En Égypte, l’accent a également été mis sur la « démocratisation » des législatives qui devaient se dérouler dans une « transparence totale » (Al Gumhurriyya, 25.11.2005) garantie par des urnes transparentes, la supervision des juges, l’accès des observateurs des ONG aux bureaux de vote et la « neutralité » des forces de sécurité. Reste à se demander pourquoi les mêmes modalités ne furent pas appliquées lors du référendum sur l’amendement constitutionnel organisé en mai 2005 et lors des élections présidentielles. Une trop grande publicité de l’utilisation de tout ‘le menu de la manipulation’ (Schedler, 2002) : gerrymandering, trucage du taux de participation, falsification des listes électorales, bourrage des urnes et irrégularités lors du décompte des voix, aurait visiblement donné une mauvaise image de l’élection du chef de l’État. Dans le cas des élections parlementaires, une telle « visibilité » était apparemment moins nuisible à l’image internationale du régime.

L’ajustement ad hoc n’est pas seulement conduit par le haut, mais aussi par le bas. D’un processus électoral à l’autre, les partis politiques font varier leurs stratégies de la participation au boycott, de la coalition avec les concurrents au recours à la violence.
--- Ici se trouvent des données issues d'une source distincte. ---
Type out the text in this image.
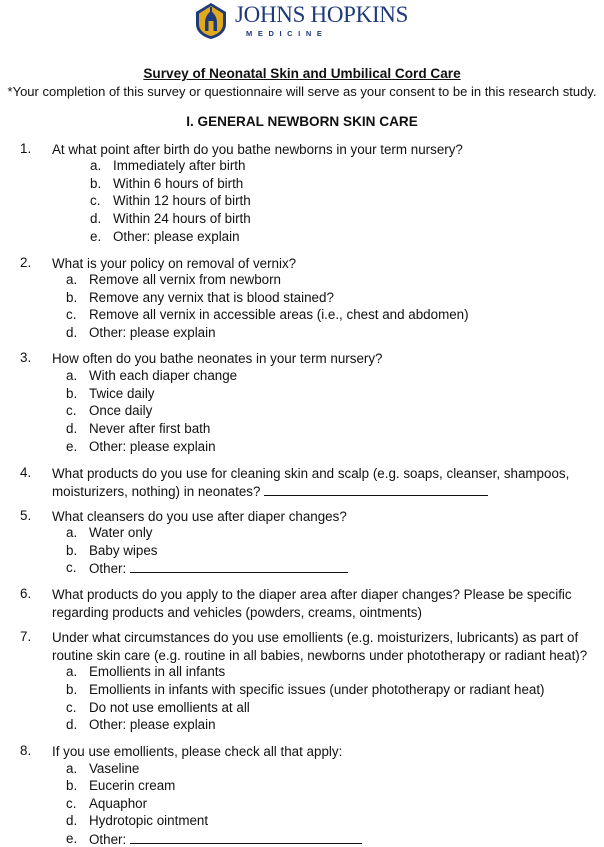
JOHNS HOPKINS
MEDICINE
Survey of Neonatal Skin and Umbilical Cord Care
*Your completion of this survey or questionnaire will serve as your consent to be in this research study.
I. GENERAL NEWBORN SKIN CARE
1. At what point after birth do you bathe newborns in your term nursery?
a. Immediately after birth
b. Within 6 hours of birth
c. Within 12 hours of birth
d. Within 24 hours of birth
e. Other: please explain
2. What is your policy on removal of vernix?
a. Remove all vernix from newborn
b. Remove any vernix that is blood stained?
c. Remove all vernix in accessible areas (i.e., chest and abdomen)
d. Other: please explain
3. How often do you bathe neonates in your term nursery?
a. With each diaper change
b. Twice daily
c. Once daily
d. Never after first bath
e. Other: please explain
4. What products do you use for cleaning skin and scalp (e.g. soaps, cleanser, shampoos, moisturizers, nothing) in neonates?
5. What cleansers do you use after diaper changes?
a. Water only
b. Baby wipes
c. Other:
6. What products do you apply to the diaper area after diaper changes? Please be specific regarding products and vehicles (powders, creams, ointments)
7. Under what circumstances do you use emollients (e.g. moisturizers, lubricants) as part of routine skin care (e.g. routine in all babies, newborns under phototherapy or radiant heat)?
a. Emollients in all infants
b. Emollients in infants with specific issues (under phototherapy or radiant heat)
c. Do not use emollients at all
d. Other: please explain
8. If you use emollients, please check all that apply:
a. Vaseline
b. Eucerin cream
c. Aquaphor
d. Hydrotopic ointment
e. Other:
La « transparence » des dernières élections parlementaires en Égypte s’est dégradée d’un tour à l’autre. L’organisation en trois étapes a permis des ajustements tactiques des répertoires d’action : accord tacite entre rivaux et achat de votes lors de la première, blocage des bureaux de vote par les partisans des candidats à la seconde et intervention des forces de sécurité lors de la troisième.

1.3. Absence de programmes politiques

De façon paradoxale, l’absence de programmes politiques contraste avec le fait que les élections sont un moment par excellence de la réforme politique. Les grands chantiers de la politique économique et sociale sont pratiquement absents de la campagne électorale. Les préparatifs des élections présidentielles en Égypte en 2005 ont remis sur l’agenda les questions suivantes : modalités de l’organisation et de la supervision des élections, levée de l’état d’urgence, loi sur les partis politiques et loi sur les libertés politiques. Au Maroc, les consultations entre le Palais et les partis de l’opposition ont porté sur l’amendement constitutionnel en vue des élections parlementaires de 1997. Le débat sur la réforme politique et sur les règles du jeu, présenté par tous les acteurs comme un préalable à l’élection, monopolise le discours des leaders politiques. Les sujets économiques, chômage et inflation, sont relégués au second rang.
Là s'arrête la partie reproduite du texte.